Friday, November 07, 2008

Democracy 2.0: The Need for True Advocacy

It can be said that democracy is a two-step process. Yes, its important component is the actual act of voting, that exercise of civic duty that so few of us actually avail ourselves. The other centers on its aftermath: advocacy.

In a country where 64% (this year's rough estimate of nationwide turnout) is the best that one of the standard-bearers of the free society can expect, advocacy is an integral and needed step in ensuring that good government is actually carried out.

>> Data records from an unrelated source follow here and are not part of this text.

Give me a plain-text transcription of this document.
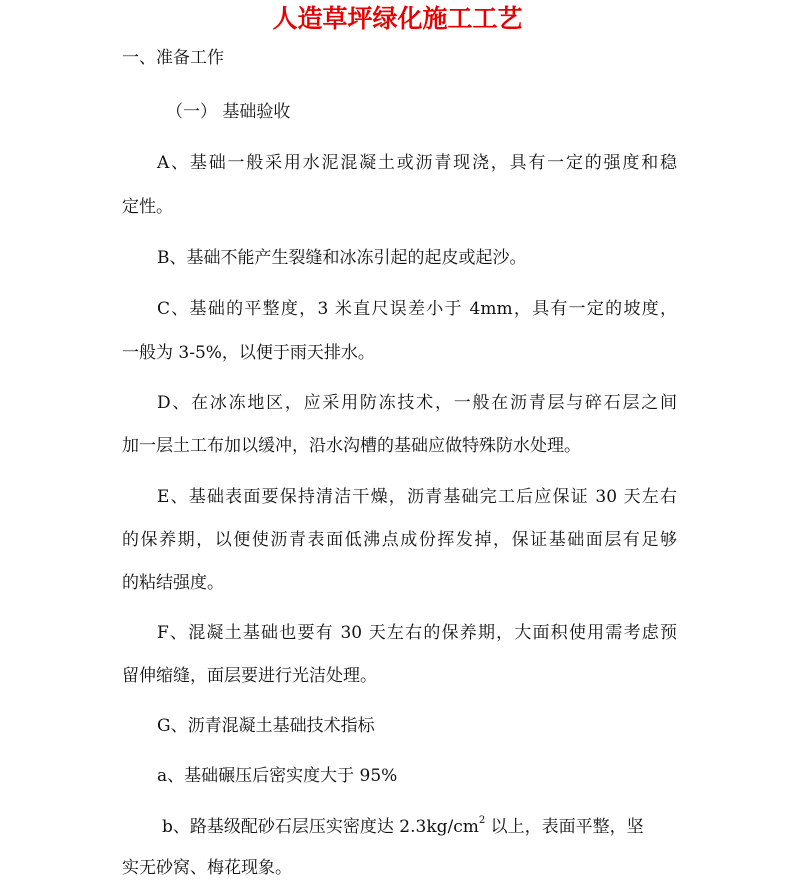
人造草坪绿化施工工艺

一、准备工作

（一） 基础验收

A、基础一般采用水泥混凝土或沥青现浇，具有一定的强度和稳

定性。

B、基础不能产生裂缝和冰冻引起的起皮或起沙。

C、基础的平整度，3 米直尺误差小于 4mm，具有一定的坡度，

一般为 3-5%，以便于雨天排水。

D、在冰冻地区，应采用防冻技术，一般在沥青层与碎石层之间

加一层土工布加以缓冲，沿水沟槽的基础应做特殊防水处理。

E、基础表面要保持清洁干燥，沥青基础完工后应保证 30 天左右

的保养期，以便使沥青表面低沸点成份挥发掉，保证基础面层有足够

的粘结强度。

F、混凝土基础也要有 30 天左右的保养期，大面积使用需考虑预

留伸缩缝，面层要进行光洁处理。

G、沥青混凝土基础技术指标

a、基础碾压后密实度大于 95%

b、路基级配砂石层压实密度达 $2.3kg/cm^2$ 以上，表面平整，坚

实无砂窝、梅花现象。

While we often forget that these politicians work for us and not the other way around, we must instill in them a sense of accountability for their actions not only in the voting booth (as has been done just this past Tuesday), but each day through contact with our local politicians, state politicians, and those going up to that bureaucratic befuddlement of Washington, D.C. We mustn't rely on others to speak for us. This country's government, as President Lincoln stated at the close of the Gettysburg Address, is one "of the people, by the people, for the people." We mustn't forget this...we must change government ourselves through advocacy if true change is to occur.

Yes, informed consciences are important before the voting process and during it, but so too are they important in deciding the direction of leadership in one's community, great or small, and much greater is the need of active and informed advocacy of those very ones we vote in (or have foisted on us). We mustn't be quiet. We mustn't go quietly into the night. We must organize, continue to organize, and speak out for the change we see needed in a country where change can be abused.

We need informed consciences not to lord things over people. No, we need them to give the Truth to our society. We need to be shepherds of the Truth. We must speak out to injustices and change the way we work as a country. I implore you, do not give up on the second half of democracy—advocacy.

This country is need of it, or we as a nation might just plunge off the cliff of instability or—worse yet—insignificance.